Nottingham Contemporary

Star City is an unassuming new town a few miles from Moscow – but for many years its location was a closely guarded secret. That is because it was the hub of the Soviet space programme, where ­cosmonauts trained and lived with their families in splendid isolation.

These days, you are more likely to bump into artists in Star City than space pioneers. Among the first to ­undertake residencies there were Jane and ­Louise ­Wilson, whose film installation shows a surprisingly mundane-looking place. It is as if Letchworth secretly housed a ­collection of flight ­simulators and anti-gravity machines with the aspect of totalitarian fairground rides. Most threatening is a huge ­centrifuge that ­generates the crushing g-force ­cosmonauts experience on takeoff. Can it be entirely coincidental that this emblem of Soviet supremacy resembles a giant iron fist?

The Otolith Group artist collective took advantage of Star City's training facilities to experience a flight out of the earth's atmosphere. They intercut images of floating around in space with ­footage of a delegation of Indian women who travelled to Moscow in the early 1970s as ­representatives of India's own attempts to establish a space programme.

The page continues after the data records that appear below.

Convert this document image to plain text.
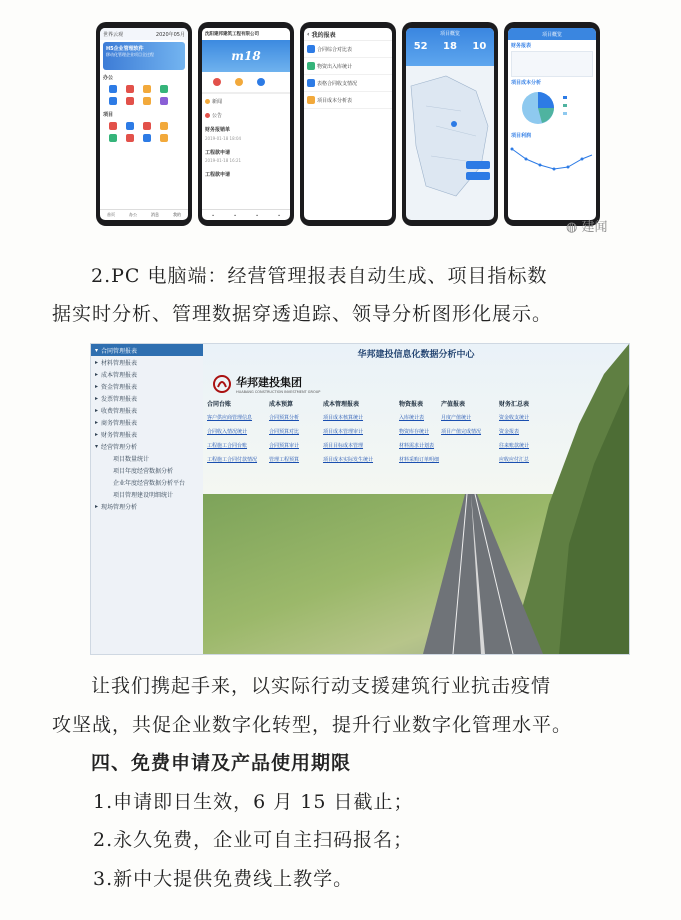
世界云观	2020年05月
H5企业管理软件
移动化管理企业项目全过程
办公
项目
首页	办公	消息	我的
沈阳建邦建筑工程有限公司
m18
新闻
公告
财务报销单
2019-01-18 18:04
工程款申请
2019-01-18 16:21
工程款申请
•	•	•	•
‹
我的报表
合同综合对比表
物资出入库统计
表格合同收支情况
项目成本分析表
项目概览
52 18 10
项目概览
财务报表
项目成本分析
项目利润
◍ 建闻
2.PC 电脑端：经营管理报表自动生成、项目指标数
据实时分析、管理数据穿透追踪、领导分析图形化展示。
▾ 合同管理报表
▸ 材料管理报表
▸ 成本管理报表
▸ 资金管理报表
▸ 发票管理报表
▸ 收费管理报表
▸ 商务管理报表
▸ 财务管理报表
▾ 经营管理分析
项目数量统计
项目年度经营数据分析
企业年度经营数据分析平台
项目管理建设明细统计
▸ 现场管理分析
华邦建投信息化数据分析中心
华邦建投集团
HUABANG CONSTRUCTION INVESTMENT GROUP
合同台账
客户供应商管理信息
合同收入情况统计
工程施工合同台账
工程施工合同付款情况
成本预算
合同预算分析
合同预算对比
合同预算审计
管理工程预算
成本管理报表
项目成本核算统计
项目成本管理审计
项目目标成本管理
项目成本实际发生统计
物资报表
入库统计表
物资库存统计
材料需求计划表
材料采购订单明细
产值报表
月度产值统计
项目产值完成情况
财务汇总表
资金收支统计
资金报表
往来账款统计
应收应付汇总
让我们携起手来，以实际行动支援建筑行业抗击疫情
攻坚战，共促企业数字化转型，提升行业数字化管理水平。
四、免费申请及产品使用期限
1.申请即日生效，6 月 15 日截止；
2.永久免费，企业可自主扫码报名；
3.新中大提供免费线上教学。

This well-presented show proves ­nothing looks quite so ­old-fashioned as recent visions of the future. A replica of a Sputnik ­satellite seems as enigmatically pointless as a ­constructivist sculpture. Cold war propaganda ­posters, ­meanwhile, promise a cosmic collectivism that seems more palatable than the earthbound variety – though Goshka ­Macuga's tube of ­genuine Soviet spacefood (­cottage cheese with blackcurrant flavour) ­suggests that maybe it wasn't so ­palatable after all.